Lüg weiter, Liebling

Martha, Ende 50, wohlhabende Witwe, lebt mit ihrer leicht verwirrten Mutter Guggi in einer Münchener Nobelvilla. Sie kümmert sich etwas gelangweilt um die anstrengende fünfjährige Enkelin Melanie und ihre vor kurzem vom Ehemann verlassene Tochter Judith. Werner, ein Bekannter ihres verstorbenen Mannes, verwaltet Marthas beträchtliches Vermögen und würde zu gerne auch Zugang zu ihrem Herzen finden.

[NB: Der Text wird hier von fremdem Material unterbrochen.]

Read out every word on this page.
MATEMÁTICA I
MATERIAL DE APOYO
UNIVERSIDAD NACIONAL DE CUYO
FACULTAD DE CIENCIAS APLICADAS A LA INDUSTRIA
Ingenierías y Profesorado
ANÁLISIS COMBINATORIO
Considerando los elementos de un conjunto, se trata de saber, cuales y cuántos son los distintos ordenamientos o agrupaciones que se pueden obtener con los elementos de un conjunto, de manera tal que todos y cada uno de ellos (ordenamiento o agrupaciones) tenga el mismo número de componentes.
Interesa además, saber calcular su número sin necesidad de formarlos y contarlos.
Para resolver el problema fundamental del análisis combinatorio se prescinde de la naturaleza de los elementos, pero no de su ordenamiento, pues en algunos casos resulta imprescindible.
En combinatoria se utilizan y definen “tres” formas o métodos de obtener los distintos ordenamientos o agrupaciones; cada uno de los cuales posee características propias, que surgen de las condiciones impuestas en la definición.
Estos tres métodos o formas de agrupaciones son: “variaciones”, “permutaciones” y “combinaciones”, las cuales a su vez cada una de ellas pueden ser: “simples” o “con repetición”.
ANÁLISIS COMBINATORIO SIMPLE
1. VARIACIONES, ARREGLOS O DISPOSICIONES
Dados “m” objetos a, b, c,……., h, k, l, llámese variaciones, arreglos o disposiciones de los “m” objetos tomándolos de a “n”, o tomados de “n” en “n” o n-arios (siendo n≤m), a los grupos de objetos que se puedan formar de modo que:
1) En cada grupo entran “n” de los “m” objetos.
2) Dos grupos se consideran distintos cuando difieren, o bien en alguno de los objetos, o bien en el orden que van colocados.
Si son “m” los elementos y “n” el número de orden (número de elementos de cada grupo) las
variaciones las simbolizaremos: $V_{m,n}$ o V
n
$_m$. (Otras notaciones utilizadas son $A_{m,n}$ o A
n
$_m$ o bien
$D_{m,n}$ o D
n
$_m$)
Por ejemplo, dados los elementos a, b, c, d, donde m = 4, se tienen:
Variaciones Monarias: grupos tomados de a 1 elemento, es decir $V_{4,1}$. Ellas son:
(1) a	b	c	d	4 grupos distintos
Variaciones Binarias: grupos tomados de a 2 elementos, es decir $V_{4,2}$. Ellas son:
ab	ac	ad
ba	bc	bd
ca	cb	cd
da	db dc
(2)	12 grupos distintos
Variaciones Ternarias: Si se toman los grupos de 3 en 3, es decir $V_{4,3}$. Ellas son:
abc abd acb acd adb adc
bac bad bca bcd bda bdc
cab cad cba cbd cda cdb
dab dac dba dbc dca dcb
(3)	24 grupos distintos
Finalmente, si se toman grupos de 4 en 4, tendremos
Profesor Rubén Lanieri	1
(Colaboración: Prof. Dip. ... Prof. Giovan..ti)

Ein von Marthas Hund zerbissenes Sakko führt die reiche Dame in die Arme des gescheiterten Hape, der sich ihr in dieser Notsituation als Diplomat in geheimer Mission vorstellt. Hape hat gerade seinen Vater unter die Erde gebracht und festgestellt, dass er enterbt wurde und seine Schulden nicht wird bezahlen können. Sohn Rudi, ein umtriebiger Taugenichts, der im Auffinden von gutdotierten Hilfsjobs Meister ist, stört das wenig. Denn Vater Hape solle besser seiner 68er-Natur treu bleiben - Geld braucht es dazu kaum. Hape weiß selbst nicht, was ihm widerfährt, als er Martha bei weiteren Treffen Lügengeschichten über seine streng geheime Arbeit auftischt und sie ihm für diverse Hilfsmittel hohe Summen zusteckt. Kein Zweifel, die elegante Schnepfe hat sich in ihn verliebt. Bei einem gemeinsamen Ausflug nach Nizza erwächst aus dem zarten Bündnis von Hape und Martha eine große, aufrichtige Liebe. Nun gibt es für Hape nur eine Lösung: Er muss Martha die Wahrheit sagen. Doch bevor sich ihm dazu Gelegenheit bietet, hat der skeptische Werner daheim in München alle Hebel in Bewegung gesetzt, um Hape zu enttarnen.